Shifting Environmental Responsibility: Large industrial corporations use lobbying to push for deregulation of environmental protections or to move pollution-intensive production processes to countries with looser regulations. This legally allows them to avoid responsibility for environmental cleanup and protection within the United States.

Evasion of Labor Responsibilities: Many large corporations classify workers as “independent contractors” (such as in the “gig economy” model), legally avoiding traditional labor obligations such as providing health insurance, pensions, overtime pay, and collective bargaining rights.

Third Thesis: The Cost of Resistance: The Weakening of Institutions

V. The Weakening of Institutions: The Impotence of Enforcement Agencies

Systematic elite evasion has led to the weakening of enforcement agencies—an indirect consequence of institutional self-mutilation:

Insufficient Resources: Due to congressional inability to reach consensus amid partisan conflict, agencies such as the IRS have long suffered from budget and staffing shortages, rendering them unable to audit and pursue the largest corporations and wealthy individuals with complex global accounting structures.

Knowledge Asymmetry: The expertise and compensation levels of government regulatory agencies often cannot match those of top-tier private sector lawyers and accounting teams. This asymmetry of knowledge and resources places government in a permanent disadvantage in regulation and enforcement.

VI. The Collapse of Public Good Objectives: The Exhaustion of National Investment

Elite evasion of responsibility ultimately leads to the collapse of public good objectives (Chapter Fifty-One):

Due to the exhaustion of government revenue, investment in infrastructure, public education, basic scientific research, and healthcare has been chronically insufficient. This places the United States at a disadvantage in international competition and directly affects the quality of life of ordinary citizens.

Government Perceived as Incompetent: When government cannot provide basic public services, public trust in government further declines, creating a vicious cycle.

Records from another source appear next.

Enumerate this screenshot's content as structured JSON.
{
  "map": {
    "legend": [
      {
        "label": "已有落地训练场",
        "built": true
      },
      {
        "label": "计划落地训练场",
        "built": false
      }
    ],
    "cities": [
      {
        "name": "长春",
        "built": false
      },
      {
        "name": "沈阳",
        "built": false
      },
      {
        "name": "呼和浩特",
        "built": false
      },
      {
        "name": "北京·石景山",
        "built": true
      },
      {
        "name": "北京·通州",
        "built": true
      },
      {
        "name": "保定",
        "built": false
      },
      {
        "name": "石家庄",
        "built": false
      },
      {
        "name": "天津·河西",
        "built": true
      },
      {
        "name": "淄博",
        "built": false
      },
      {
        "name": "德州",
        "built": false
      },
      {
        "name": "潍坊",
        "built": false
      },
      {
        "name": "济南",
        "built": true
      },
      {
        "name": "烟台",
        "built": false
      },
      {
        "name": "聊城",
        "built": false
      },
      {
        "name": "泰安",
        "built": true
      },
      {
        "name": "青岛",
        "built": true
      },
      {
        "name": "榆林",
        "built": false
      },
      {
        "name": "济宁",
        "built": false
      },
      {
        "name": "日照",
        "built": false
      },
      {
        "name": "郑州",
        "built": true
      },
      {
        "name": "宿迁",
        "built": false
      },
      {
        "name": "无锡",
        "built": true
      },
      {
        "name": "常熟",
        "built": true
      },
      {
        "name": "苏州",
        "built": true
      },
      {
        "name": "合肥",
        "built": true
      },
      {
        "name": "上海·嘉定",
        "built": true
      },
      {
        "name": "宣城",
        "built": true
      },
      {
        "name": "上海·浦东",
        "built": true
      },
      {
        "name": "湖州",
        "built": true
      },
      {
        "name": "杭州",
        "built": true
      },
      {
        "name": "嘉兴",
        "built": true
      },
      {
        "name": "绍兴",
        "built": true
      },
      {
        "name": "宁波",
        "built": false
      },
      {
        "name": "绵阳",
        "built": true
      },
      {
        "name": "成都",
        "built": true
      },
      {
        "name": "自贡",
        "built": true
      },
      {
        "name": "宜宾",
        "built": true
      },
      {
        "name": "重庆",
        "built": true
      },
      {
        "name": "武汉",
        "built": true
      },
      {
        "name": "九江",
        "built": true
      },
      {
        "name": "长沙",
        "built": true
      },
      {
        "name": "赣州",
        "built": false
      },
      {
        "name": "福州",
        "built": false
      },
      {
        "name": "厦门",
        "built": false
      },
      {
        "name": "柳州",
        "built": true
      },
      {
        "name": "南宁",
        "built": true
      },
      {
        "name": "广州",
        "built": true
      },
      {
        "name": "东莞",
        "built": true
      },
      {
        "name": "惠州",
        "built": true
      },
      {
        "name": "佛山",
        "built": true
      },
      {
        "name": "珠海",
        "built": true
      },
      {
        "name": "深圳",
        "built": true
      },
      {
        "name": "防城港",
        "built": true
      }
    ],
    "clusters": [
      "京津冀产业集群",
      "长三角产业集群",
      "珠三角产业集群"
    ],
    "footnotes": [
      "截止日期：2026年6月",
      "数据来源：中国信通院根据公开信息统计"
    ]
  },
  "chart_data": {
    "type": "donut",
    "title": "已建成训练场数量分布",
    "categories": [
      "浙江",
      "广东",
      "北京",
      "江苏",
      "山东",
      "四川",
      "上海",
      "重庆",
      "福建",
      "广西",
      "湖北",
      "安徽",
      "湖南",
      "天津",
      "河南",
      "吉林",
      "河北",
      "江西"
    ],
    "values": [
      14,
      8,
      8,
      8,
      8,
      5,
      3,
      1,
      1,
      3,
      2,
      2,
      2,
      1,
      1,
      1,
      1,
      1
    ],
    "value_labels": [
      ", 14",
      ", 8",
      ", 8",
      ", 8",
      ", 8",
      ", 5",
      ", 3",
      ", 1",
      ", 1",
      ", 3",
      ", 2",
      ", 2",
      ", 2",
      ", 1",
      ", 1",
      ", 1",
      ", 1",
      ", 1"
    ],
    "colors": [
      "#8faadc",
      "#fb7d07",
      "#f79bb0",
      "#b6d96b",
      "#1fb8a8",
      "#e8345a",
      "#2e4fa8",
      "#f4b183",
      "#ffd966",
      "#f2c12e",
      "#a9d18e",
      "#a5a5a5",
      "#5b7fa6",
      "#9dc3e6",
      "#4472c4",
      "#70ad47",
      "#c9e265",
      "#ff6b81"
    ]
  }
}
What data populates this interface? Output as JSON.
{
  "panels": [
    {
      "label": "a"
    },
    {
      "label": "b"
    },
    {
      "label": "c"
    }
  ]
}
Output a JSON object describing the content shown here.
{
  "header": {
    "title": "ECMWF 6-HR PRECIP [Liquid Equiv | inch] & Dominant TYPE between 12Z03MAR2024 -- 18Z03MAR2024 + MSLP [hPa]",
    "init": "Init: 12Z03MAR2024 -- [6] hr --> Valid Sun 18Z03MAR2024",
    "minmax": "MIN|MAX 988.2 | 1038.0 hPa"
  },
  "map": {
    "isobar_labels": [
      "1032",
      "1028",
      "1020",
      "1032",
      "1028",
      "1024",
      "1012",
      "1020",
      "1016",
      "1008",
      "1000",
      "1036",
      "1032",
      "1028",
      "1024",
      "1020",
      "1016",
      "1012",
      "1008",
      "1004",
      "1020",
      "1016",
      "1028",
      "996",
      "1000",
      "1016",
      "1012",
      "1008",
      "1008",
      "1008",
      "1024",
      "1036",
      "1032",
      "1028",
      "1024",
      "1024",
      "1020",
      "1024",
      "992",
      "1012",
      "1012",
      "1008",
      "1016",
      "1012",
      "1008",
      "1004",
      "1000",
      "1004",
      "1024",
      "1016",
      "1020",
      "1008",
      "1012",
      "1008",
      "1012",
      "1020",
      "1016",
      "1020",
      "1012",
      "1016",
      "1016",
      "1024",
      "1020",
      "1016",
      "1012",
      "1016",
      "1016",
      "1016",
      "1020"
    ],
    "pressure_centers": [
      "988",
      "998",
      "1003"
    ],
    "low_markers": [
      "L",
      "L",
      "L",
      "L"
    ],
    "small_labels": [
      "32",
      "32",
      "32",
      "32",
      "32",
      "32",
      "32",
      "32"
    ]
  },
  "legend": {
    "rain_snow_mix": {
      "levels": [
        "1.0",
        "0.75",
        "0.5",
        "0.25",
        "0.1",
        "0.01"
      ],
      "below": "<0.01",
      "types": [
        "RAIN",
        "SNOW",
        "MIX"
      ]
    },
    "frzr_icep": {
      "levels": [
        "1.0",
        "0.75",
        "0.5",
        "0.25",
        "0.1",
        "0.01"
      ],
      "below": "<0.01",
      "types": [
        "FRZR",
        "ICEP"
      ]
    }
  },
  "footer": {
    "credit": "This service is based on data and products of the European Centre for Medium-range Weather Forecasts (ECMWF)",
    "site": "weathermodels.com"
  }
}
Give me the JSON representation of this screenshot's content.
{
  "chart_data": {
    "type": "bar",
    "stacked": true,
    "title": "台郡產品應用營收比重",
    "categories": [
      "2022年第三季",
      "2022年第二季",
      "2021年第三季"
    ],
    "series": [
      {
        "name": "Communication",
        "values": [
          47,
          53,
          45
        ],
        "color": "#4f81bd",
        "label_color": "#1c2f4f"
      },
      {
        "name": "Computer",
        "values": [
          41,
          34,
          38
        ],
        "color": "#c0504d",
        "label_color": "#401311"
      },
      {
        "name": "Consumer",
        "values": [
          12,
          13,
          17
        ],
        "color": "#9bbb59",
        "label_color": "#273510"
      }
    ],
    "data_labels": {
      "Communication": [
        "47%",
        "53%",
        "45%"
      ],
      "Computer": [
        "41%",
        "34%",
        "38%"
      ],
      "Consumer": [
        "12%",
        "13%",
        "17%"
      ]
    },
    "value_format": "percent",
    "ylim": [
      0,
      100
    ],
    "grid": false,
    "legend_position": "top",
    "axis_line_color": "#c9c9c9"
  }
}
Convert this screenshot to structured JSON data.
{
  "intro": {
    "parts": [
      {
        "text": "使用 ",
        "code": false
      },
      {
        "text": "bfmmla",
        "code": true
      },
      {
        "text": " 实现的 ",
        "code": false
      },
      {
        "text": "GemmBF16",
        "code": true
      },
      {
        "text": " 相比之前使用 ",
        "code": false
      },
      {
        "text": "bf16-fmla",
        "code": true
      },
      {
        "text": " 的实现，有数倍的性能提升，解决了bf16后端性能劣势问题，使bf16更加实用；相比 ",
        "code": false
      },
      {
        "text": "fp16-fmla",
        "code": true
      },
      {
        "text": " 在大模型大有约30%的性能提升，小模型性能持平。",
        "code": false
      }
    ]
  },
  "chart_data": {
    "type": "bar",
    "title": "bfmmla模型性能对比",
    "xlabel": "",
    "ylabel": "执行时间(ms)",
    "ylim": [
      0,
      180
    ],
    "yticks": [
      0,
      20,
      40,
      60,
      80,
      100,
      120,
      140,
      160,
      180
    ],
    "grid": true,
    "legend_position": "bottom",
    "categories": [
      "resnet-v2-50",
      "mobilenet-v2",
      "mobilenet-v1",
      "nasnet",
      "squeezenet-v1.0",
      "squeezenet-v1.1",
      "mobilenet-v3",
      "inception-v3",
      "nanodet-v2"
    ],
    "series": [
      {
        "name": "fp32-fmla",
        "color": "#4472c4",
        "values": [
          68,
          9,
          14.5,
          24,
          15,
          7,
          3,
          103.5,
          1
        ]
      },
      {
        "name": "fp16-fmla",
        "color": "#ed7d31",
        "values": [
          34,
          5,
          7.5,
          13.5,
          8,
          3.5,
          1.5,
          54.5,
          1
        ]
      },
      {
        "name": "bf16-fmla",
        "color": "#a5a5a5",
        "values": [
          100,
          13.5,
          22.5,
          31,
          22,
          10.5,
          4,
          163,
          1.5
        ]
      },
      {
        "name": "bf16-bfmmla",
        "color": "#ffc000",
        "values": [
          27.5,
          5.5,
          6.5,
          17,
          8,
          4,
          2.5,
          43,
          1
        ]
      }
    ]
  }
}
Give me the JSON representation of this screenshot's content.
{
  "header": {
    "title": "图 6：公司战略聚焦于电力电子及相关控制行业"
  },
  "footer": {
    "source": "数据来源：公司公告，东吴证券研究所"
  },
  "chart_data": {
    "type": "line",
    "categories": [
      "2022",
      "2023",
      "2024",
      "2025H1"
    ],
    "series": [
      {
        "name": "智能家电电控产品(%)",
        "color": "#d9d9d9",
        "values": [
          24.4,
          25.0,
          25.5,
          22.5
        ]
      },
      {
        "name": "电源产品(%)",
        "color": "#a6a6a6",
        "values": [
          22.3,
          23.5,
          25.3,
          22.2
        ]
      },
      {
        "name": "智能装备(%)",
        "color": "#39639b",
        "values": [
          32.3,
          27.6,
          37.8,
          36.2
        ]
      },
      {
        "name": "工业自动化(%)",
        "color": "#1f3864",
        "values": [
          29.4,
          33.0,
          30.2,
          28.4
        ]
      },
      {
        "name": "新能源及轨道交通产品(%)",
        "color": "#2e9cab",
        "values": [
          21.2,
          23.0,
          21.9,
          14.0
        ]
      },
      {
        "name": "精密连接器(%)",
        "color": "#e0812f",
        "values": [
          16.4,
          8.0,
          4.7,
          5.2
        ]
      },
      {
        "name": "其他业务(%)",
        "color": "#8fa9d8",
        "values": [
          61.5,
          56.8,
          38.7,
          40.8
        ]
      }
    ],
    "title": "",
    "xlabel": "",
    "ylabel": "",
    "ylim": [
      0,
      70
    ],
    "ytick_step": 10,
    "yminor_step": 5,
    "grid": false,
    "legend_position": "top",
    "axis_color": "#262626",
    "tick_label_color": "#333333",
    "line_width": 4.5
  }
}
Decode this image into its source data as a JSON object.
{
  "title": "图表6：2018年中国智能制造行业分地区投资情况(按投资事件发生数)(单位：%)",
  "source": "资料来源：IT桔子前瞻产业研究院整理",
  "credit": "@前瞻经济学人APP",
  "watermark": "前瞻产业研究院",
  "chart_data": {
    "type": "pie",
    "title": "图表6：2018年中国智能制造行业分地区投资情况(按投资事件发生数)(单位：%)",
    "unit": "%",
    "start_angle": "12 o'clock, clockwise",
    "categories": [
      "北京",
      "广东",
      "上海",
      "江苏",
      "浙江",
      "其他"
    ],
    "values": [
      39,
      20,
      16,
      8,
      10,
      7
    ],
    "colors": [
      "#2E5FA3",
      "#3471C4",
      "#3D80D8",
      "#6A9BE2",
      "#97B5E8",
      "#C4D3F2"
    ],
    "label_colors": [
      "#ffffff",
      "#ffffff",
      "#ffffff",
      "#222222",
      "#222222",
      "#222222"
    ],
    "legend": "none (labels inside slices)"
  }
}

VII. Chapter Conclusion: The Moral and Economic Foundation of Reconstitution

The analysis in Chapter Fifty-Five proves that the system’s “resistance” has enabled elites at the highest levels of society to legally evade responsibility for the public good.

Core Diagnosis: The complexity of the tax and legal systems serves as a “pipeline” through which private interests legally and systematically hollow out public resources.

The Urgency of Reconstitution: Any effort to repair the American Dream must begin with reconstructing the fairness of the tax system, ensuring that the wealthiest individuals and largest corporations can no longer legally evade their shared responsibility to society. This is a necessary step toward rebuilding public trust and the moral foundation.